O Senado e Câmara têm entrado em rota de colisão com o STF em diversos temas, em uma disputa sobre os limites de cada poder.
A questão do marco temporal, inclusive, só teve a sua votação acelerada como resposta da bancada ruralista a uma decisão do STF de 2023.
Na época, a Corte rejeitou a tese do marco, que era baseada em uma situação jurídica ambígua.
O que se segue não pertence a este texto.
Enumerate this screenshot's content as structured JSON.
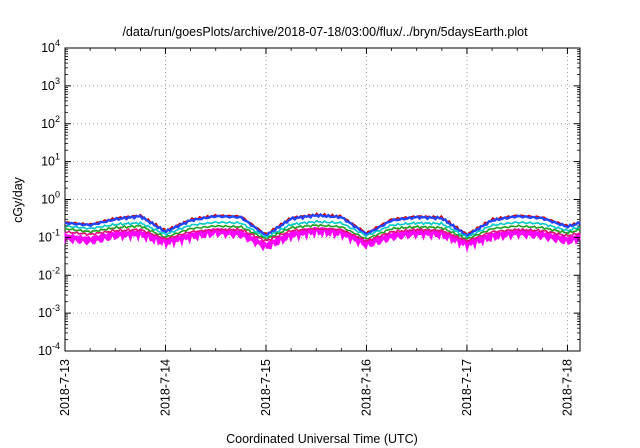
{
  "chart_data": {
    "type": "line",
    "title": "/data/run/goesPlots/archive/2018-07-18/03:00/flux/../bryn/5daysEarth.plot",
    "xlabel": "Coordinated Universal Time (UTC)",
    "ylabel": "cGy/day",
    "yscale": "log",
    "ylim": [
      0.0001,
      10000
    ],
    "y_ticks": [
      {
        "mantissa": "10",
        "exp": "-4",
        "value": 0.0001
      },
      {
        "mantissa": "10",
        "exp": "-3",
        "value": 0.001
      },
      {
        "mantissa": "10",
        "exp": "-2",
        "value": 0.01
      },
      {
        "mantissa": "10",
        "exp": "-1",
        "value": 0.1
      },
      {
        "mantissa": "10",
        "exp": "0",
        "value": 1
      },
      {
        "mantissa": "10",
        "exp": "1",
        "value": 10
      },
      {
        "mantissa": "10",
        "exp": "2",
        "value": 100
      },
      {
        "mantissa": "10",
        "exp": "3",
        "value": 1000
      },
      {
        "mantissa": "10",
        "exp": "4",
        "value": 10000
      }
    ],
    "xlim": [
      "2018-07-13 00:00",
      "2018-07-18 03:00"
    ],
    "x_ticks": [
      "2018-7-13",
      "2018-7-14",
      "2018-7-15",
      "2018-7-16",
      "2018-7-17",
      "2018-7-18"
    ],
    "grid": true,
    "x_days": [
      0,
      0.25,
      0.5,
      0.75,
      1.0,
      1.25,
      1.5,
      1.75,
      2.0,
      2.25,
      2.5,
      2.75,
      3.0,
      3.25,
      3.5,
      3.75,
      4.0,
      4.25,
      4.5,
      4.75,
      5.0,
      5.125
    ],
    "series": [
      {
        "color": "#ff00ff",
        "fill": true,
        "values": [
          0.12,
          0.1,
          0.14,
          0.15,
          0.09,
          0.13,
          0.17,
          0.15,
          0.07,
          0.14,
          0.18,
          0.16,
          0.08,
          0.13,
          0.16,
          0.15,
          0.08,
          0.13,
          0.16,
          0.14,
          0.1,
          0.12
        ]
      },
      {
        "color": "#d00000",
        "values": [
          0.25,
          0.22,
          0.32,
          0.38,
          0.15,
          0.3,
          0.38,
          0.36,
          0.12,
          0.33,
          0.4,
          0.36,
          0.13,
          0.3,
          0.36,
          0.34,
          0.12,
          0.3,
          0.38,
          0.34,
          0.2,
          0.25
        ]
      },
      {
        "color": "#2244ff",
        "values": [
          0.24,
          0.21,
          0.3,
          0.36,
          0.14,
          0.28,
          0.36,
          0.34,
          0.11,
          0.31,
          0.38,
          0.34,
          0.12,
          0.28,
          0.34,
          0.32,
          0.11,
          0.28,
          0.36,
          0.32,
          0.19,
          0.24
        ]
      },
      {
        "color": "#00c8c8",
        "values": [
          0.2,
          0.17,
          0.22,
          0.24,
          0.12,
          0.21,
          0.25,
          0.24,
          0.1,
          0.22,
          0.26,
          0.24,
          0.11,
          0.21,
          0.24,
          0.23,
          0.1,
          0.21,
          0.25,
          0.23,
          0.15,
          0.19
        ]
      },
      {
        "color": "#20a020",
        "values": [
          0.17,
          0.14,
          0.18,
          0.2,
          0.1,
          0.17,
          0.2,
          0.19,
          0.09,
          0.18,
          0.21,
          0.19,
          0.09,
          0.17,
          0.19,
          0.18,
          0.09,
          0.17,
          0.2,
          0.18,
          0.13,
          0.16
        ]
      },
      {
        "color": "#e0107a",
        "values": [
          0.14,
          0.12,
          0.15,
          0.16,
          0.09,
          0.14,
          0.16,
          0.16,
          0.08,
          0.15,
          0.17,
          0.16,
          0.08,
          0.14,
          0.16,
          0.15,
          0.08,
          0.14,
          0.16,
          0.15,
          0.11,
          0.13
        ]
      }
    ]
  }
}
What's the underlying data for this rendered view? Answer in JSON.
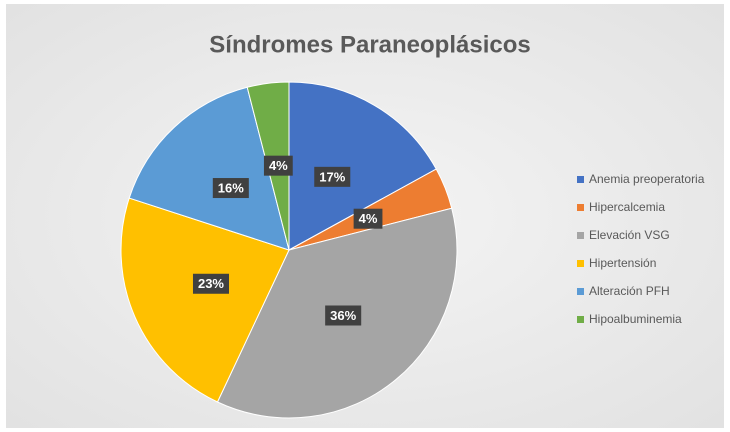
{
  "chart_data": {
    "type": "pie",
    "title": "Síndromes Paraneoplásicos",
    "categories": [
      "Anemia preoperatoria",
      "Hipercalcemia",
      "Elevación VSG",
      "Hipertensión",
      "Alteración PFH",
      "Hipoalbuminemia"
    ],
    "values": [
      17,
      4,
      36,
      23,
      16,
      4
    ],
    "value_labels": [
      "17%",
      "4%",
      "36%",
      "23%",
      "16%",
      "4%"
    ],
    "colors": [
      "#4472c4",
      "#ed7d31",
      "#a5a5a5",
      "#ffc000",
      "#5b9bd5",
      "#70ad47"
    ],
    "legend": "right"
  }
}
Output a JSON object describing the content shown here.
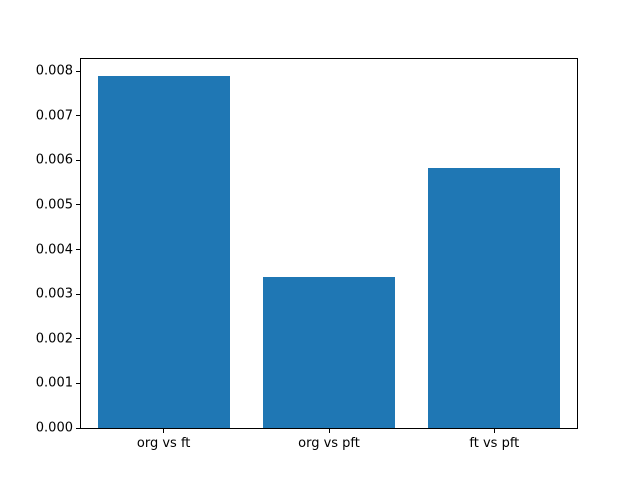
{
  "chart_data": {
    "type": "bar",
    "title": "",
    "xlabel": "",
    "ylabel": "",
    "categories": [
      "org vs ft",
      "org vs pft",
      "ft vs pft"
    ],
    "values": [
      0.0079,
      0.00339,
      0.00583
    ],
    "bar_color": "#1f77b4",
    "bar_width_fraction": 0.8,
    "ylim": [
      0,
      0.00827
    ],
    "yticks": [
      0.0,
      0.001,
      0.002,
      0.003,
      0.004,
      0.005,
      0.006,
      0.007,
      0.008
    ],
    "ytick_labels": [
      "0.000",
      "0.001",
      "0.002",
      "0.003",
      "0.004",
      "0.005",
      "0.006",
      "0.007",
      "0.008"
    ],
    "grid": false,
    "legend": null,
    "background_color": "#ffffff",
    "spine_color": "#000000"
  }
}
Logo em seguida o Congresso aprovou uma nova legislação determinando a existência de um marco temporal.
“Em algumas áreas, como essa do marco temporal, o Congresso tem usado a questão para atacar os indígenas e o Supremo.”
Além das decisões recentes tomadas pela maioria conservadora do Congresso e de projetos em tramitação, Astrini critica a postura pública de deputados e senadores em relação a temas ambientais.
“São os homens privilegiados, com espaço, que falam com seus eleitores e formam opinião pública. Eles não cansam de repetir que essa coisa de meio ambiente, de regra ambiental, é uma besteira”, diz Astrini. “Mas aí as consequências chegam e a responsabilidade é de quem?”
Para o secretário-executico do OC, esses parlamentares “incentivam quem quer desrespeitar a leis ambientais e prejudicam quem quer fazer certo”. “Então eles têm enorme responsabilidade por situações como essa (no Rio Grande do Sul) e têm que ser cobrados por isso.”